Его интересовало одно: есть ли у капканов зубы? А если нет, то чем они прокусывают оболочку?
– Мне надоело прятаться! – Смарт решил напором отогнать мысли. – Прошлый раз они отыскали моё укрытие и чуть не загрызли! Если бы не Свис, который напал на них с копьём и отвлёк от меня… – Смарт замолчал. Потом глухо добавил: – А его утащили.
– Знаю… – Фалл был в курсе приключений друга. – Значит, ты видел их?
– Да… – коротко ответил Смарт.
– Какие они? – с любопытством спросил Фалл.
– Страшные… – поёжился Смарт.
– А как ты собираешься на них охотиться?
– Я придумал капканоловку, – спокойно произнёс Смарт.
– Капканоловку? – удивился Фалл.
– Да. Я понял, что открытое сопротивление ни к чему не приводит. Их не берёт ни стрела, ни копьё.
– Да, – согласился Фалл. – Мой первый дядя пошел против них с копьём. И его поймали. Два больших капкана вцепились в ноги, а когда он упал… – Фалл замолчал. Его душили слёзы.
– Понятно, – кивнул Смарт. – Мой второй дядя тоже пытался стрелять в них. И только выдал своё укрытие.
– Значит, ловушка? – переспросил Фалл.
– Да, – кивнул Смарт, – капканоловка.
– Такая же, как на крольцев? Или как на воков?
– Нет, – покачал головой Смарт. – Совсем другая. Вот, смотри.
Он взял прутик, разровнял взрыхлённую землю, и принялся чертить на ней, попутно поясняя:
– Капканы обычно хватают снизу, прыгать им трудно. Особенно если к ним привязано тяжёлое ядро.

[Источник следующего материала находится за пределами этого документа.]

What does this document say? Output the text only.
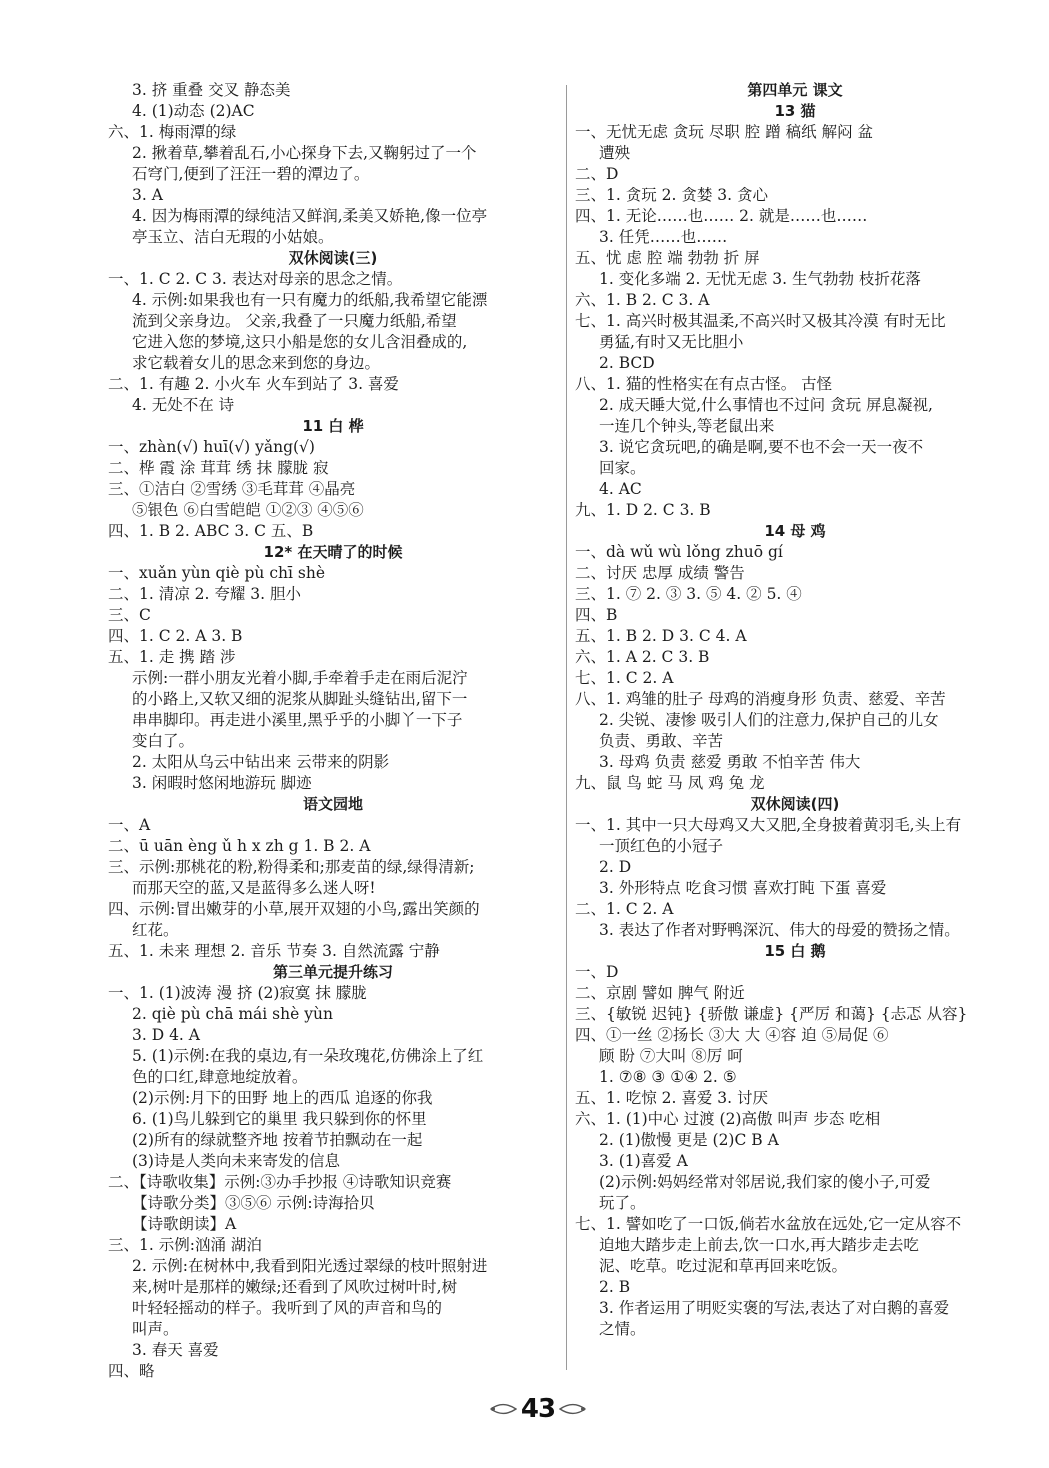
3. 挤 重叠 交叉 静态美
4. (1)动态 (2)AC
六、1. 梅雨潭的绿
2. 揪着草,攀着乱石,小心探身下去,又鞠躬过了一个
石穹门,便到了汪汪一碧的潭边了。
3. A
4. 因为梅雨潭的绿纯洁又鲜润,柔美又娇艳,像一位亭
亭玉立、洁白无瑕的小姑娘。
双休阅读(三)
一、1. C 2. C 3. 表达对母亲的思念之情。
4. 示例:如果我也有一只有魔力的纸船,我希望它能漂
流到父亲身边。 父亲,我叠了一只魔力纸船,希望
它进入您的梦境,这只小船是您的女儿含泪叠成的,
求它载着女儿的思念来到您的身边。
二、1. 有趣 2. 小火车 火车到站了 3. 喜爱
4. 无处不在 诗
11 白 桦
一、zhàn(√) huī(√) yǎng(√)
二、桦 霞 涂 茸茸 绣 抹 朦胧 寂
三、①洁白 ②雪绣 ③毛茸茸 ④晶亮
⑤银色 ⑥白雪皑皑 ①②③ ④⑤⑥
四、1. B 2. ABC 3. C 五、B
12* 在天晴了的时候
一、xuǎn yùn qiè pù chī shè
二、1. 清凉 2. 夸耀 3. 胆小
三、C
四、1. C 2. A 3. B
五、1. 走 携 踏 涉
示例:一群小朋友光着小脚,手牵着手走在雨后泥泞
的小路上,又软又细的泥浆从脚趾头缝钻出,留下一
串串脚印。再走进小溪里,黑乎乎的小脚丫一下子
变白了。
2. 太阳从乌云中钻出来 云带来的阴影
3. 闲暇时悠闲地游玩 脚迹
语文园地
一、A
二、ū uān èng ǔ h x zh g 1. B 2. A
三、示例:那桃花的粉,粉得柔和;那麦苗的绿,绿得清新;
而那天空的蓝,又是蓝得多么迷人呀!
四、示例:冒出嫩芽的小草,展开双翅的小鸟,露出笑颜的
红花。
五、1. 未来 理想 2. 音乐 节奏 3. 自然流露 宁静
第三单元提升练习
一、1. (1)波涛 漫 挤 (2)寂寞 抹 朦胧
2. qiè pù chā mái shè yùn
3. D 4. A
5. (1)示例:在我的桌边,有一朵玫瑰花,仿佛涂上了红
色的口红,肆意地绽放着。
(2)示例:月下的田野 地上的西瓜 追逐的你我
6. (1)鸟儿躲到它的巢里 我只躲到你的怀里
(2)所有的绿就整齐地 按着节拍飘动在一起
(3)诗是人类向未来寄发的信息
二、【诗歌收集】示例:③办手抄报 ④诗歌知识竞赛
【诗歌分类】③⑤⑥ 示例:诗海拾贝
【诗歌朗读】A
三、1. 示例:汹涌 湖泊
2. 示例:在树林中,我看到阳光透过翠绿的枝叶照射进
来,树叶是那样的嫩绿;还看到了风吹过树叶时,树
叶轻轻摇动的样子。我听到了风的声音和鸟的
叫声。
3. 春天 喜爱
四、略
第四单元 课文
13 猫
一、无忧无虑 贪玩 尽职 腔 蹭 稿纸 解闷 盆
遭殃
二、D
三、1. 贪玩 2. 贪婪 3. 贪心
四、1. 无论……也…… 2. 就是……也……
3. 任凭……也……
五、忧 虑 腔 端 勃勃 折 屏
1. 变化多端 2. 无忧无虑 3. 生气勃勃 枝折花落
六、1. B 2. C 3. A
七、1. 高兴时极其温柔,不高兴时又极其冷漠 有时无比
勇猛,有时又无比胆小
2. BCD
八、1. 猫的性格实在有点古怪。 古怪
2. 成天睡大觉,什么事情也不过问 贪玩 屏息凝视,
一连几个钟头,等老鼠出来
3. 说它贪玩吧,的确是啊,要不也不会一天一夜不
回家。
4. AC
九、1. D 2. C 3. B
14 母 鸡
一、dà wǔ wù lǒng zhuō gí
二、讨厌 忠厚 成绩 警告
三、1. ⑦ 2. ③ 3. ⑤ 4. ② 5. ④
四、B
五、1. B 2. D 3. C 4. A
六、1. A 2. C 3. B
七、1. C 2. A
八、1. 鸡雏的肚子 母鸡的消瘦身形 负责、慈爱、辛苦
2. 尖锐、凄惨 吸引人们的注意力,保护自己的儿女
负责、勇敢、辛苦
3. 母鸡 负责 慈爱 勇敢 不怕辛苦 伟大
九、鼠 鸟 蛇 马 凤 鸡 兔 龙
双休阅读(四)
一、1. 其中一只大母鸡又大又肥,全身披着黄羽毛,头上有
一顶红色的小冠子
2. D
3. 外形特点 吃食习惯 喜欢打盹 下蛋 喜爱
二、1. C 2. A
3. 表达了作者对野鸭深沉、伟大的母爱的赞扬之情。
15 白 鹅
一、D
二、京剧 譬如 脾气 附近
三、{敏锐 迟钝} {骄傲 谦虚} {严厉 和蔼} {忐忑 从容}
四、①一丝 ②扬长 ③大 大 ④容 迫 ⑤局促 ⑥
顾 盼 ⑦大叫 ⑧厉 呵
1. ⑦⑧ ③ ①④ 2. ⑤
五、1. 吃惊 2. 喜爱 3. 讨厌
六、1. (1)中心 过渡 (2)高傲 叫声 步态 吃相
2. (1)傲慢 更是 (2)C B A
3. (1)喜爱 A
(2)示例:妈妈经常对邻居说,我们家的傻小子,可爱
玩了。
七、1. 譬如吃了一口饭,倘若水盆放在远处,它一定从容不
迫地大踏步走上前去,饮一口水,再大踏步走去吃
泥、吃草。吃过泥和草再回来吃饭。
2. B
3. 作者运用了明贬实褒的写法,表达了对白鹅的喜爱
之情。
43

– А кто привязал к ним ядро? – спросил Фалл.
– Не перебивай! – рассердился Смарт. – Никто не привязывал. Они такие от рождения.
– А другие почему без ядер?
– Откуда я знаю? Одни такие, а другие – сякие. Понял?
– Понял, – кивнул Фалл.
– Поэтому снизу ловушка должна быть закруглённой – чтобы легко вошла в пасть капкана.
– Но она не должна касаться земли, – заметил Фалл, – потому что как иначе она попадет капкану в пасть?
– Соображаешь! – довольно кивнул Смарт. – Для этого мы поставим её на ножки…
– Смотри, рисунок стал похож на тебя! – засмеялся Фалл.
– Ну, конечно! – довольно произнес Смарт. – Капкан не схватит ловушку, если не будет думать, что она – кто-то из нас.
– А если капкан догадается, что это ловушка? – выразил сомнение Фалл. – И выплюнет?
– Как он догадается? – возмутился Смарт, но затем задумался и произнёс: – Может, ты и прав. Значит, ловушка должна быть такой, чтобы капкан не сразу освободился. Его челюсти должны завязнуть! Мы покроем ловушку смолой липковых деревьев, тех самых, что используем для ловли крольцев. Ты ведь знаешь: если кролец вздумает полакомиться корой липковых деревьев, он обгрызает их очень осторожно. Иначе проломит тонкий защитный слой и увязнет в клеевой подкорке. А наши ловушки мы делаем тонкими, и крольцы увязают! И сидят, ждут, пока появятся охотники. Сколько я так поймал крольцев!